Robert Cotter, Mass Spectrometry Pioneer and Pharmacologist, Dies - 11/16/2012
Robert Cotter, Mass Spectrometry Pioneer and Pharmacologist, Dies
Robert Cotter, an acclaimed Johns Hopkins pharmacologist and molecular scientist, died on November 12 of an apparent heart attack at his home. He was 69. Cotter’s pioneering work in mass spectrometry led to its development as one of science’s most potent laboratory tools for analyzing both chemical and biological entities — as well as a device for deciphering the contents of dirt samples on Mars.
“Bob has been an institutional resource for Hopkins and beyond for dozens of collaborators in mass spectrometry,” said Philip Cole, director of the Department of Pharmacology and Molecular Sciences in the school of medicine.
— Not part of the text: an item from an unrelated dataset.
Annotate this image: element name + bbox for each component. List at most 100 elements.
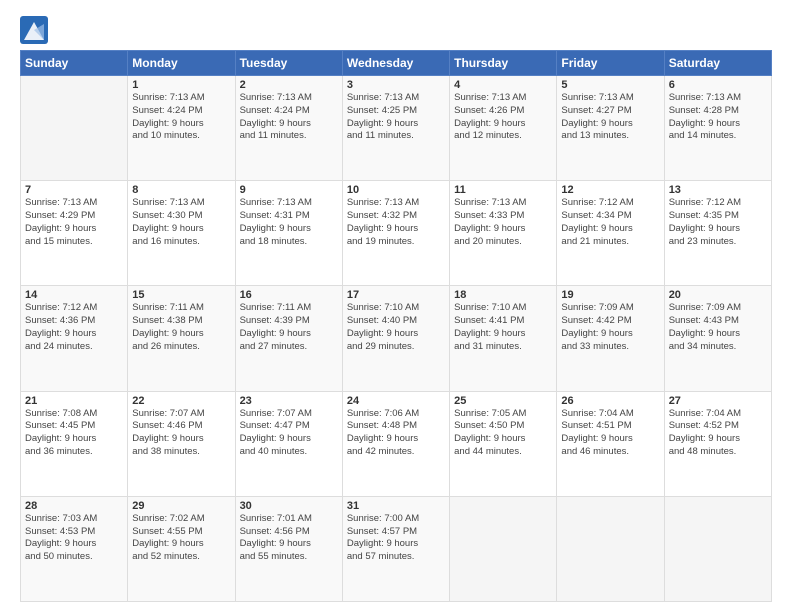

The breakthroughs he achieved “have led to major discoveries in cancer, immune disorders, infectious diseases and metabolic syndromes.”
Along with colleagues at Hopkins’ Applied Physics Laboratory, Cotter received a $750,000 grant from the National Aeronautics and Space Administration (NASA) in 2007 to create a shoebox-sized mass spectrometer that could fit on a Mars Rover and search for signs of previous life there by probing samples of the red planet’s soil for evidence of proteins or nucleic acids, which carry genetic information.
Cotter earned his Ph.D. in chemistry from Hopkins in 1972 and joined the faculty in 1977. He was director of the school of medicine’s Middle Atlantic Mass Spectrometry Laboratory and also “trained a legion of outstanding students and postdocs that now occupy leading positions throughout the world,” Cole said.
Mass spectrometry devices are used to identify individual components in samples from unknown chemical sources, as well as analyze known chemical samples in immense detail.
Cotter’s accomplishments earned him some of the highest honors in his field. In August 2009, he received the American Chemical Society (ACS) Analytical Chemistry Award in Chemical Instrumentation, and in September 2010, he received the ACS’ Frank H. Field and Joe L. Franklin Award for Outstanding Achievement in Mass Spectrometry, considered the top accolade in the field.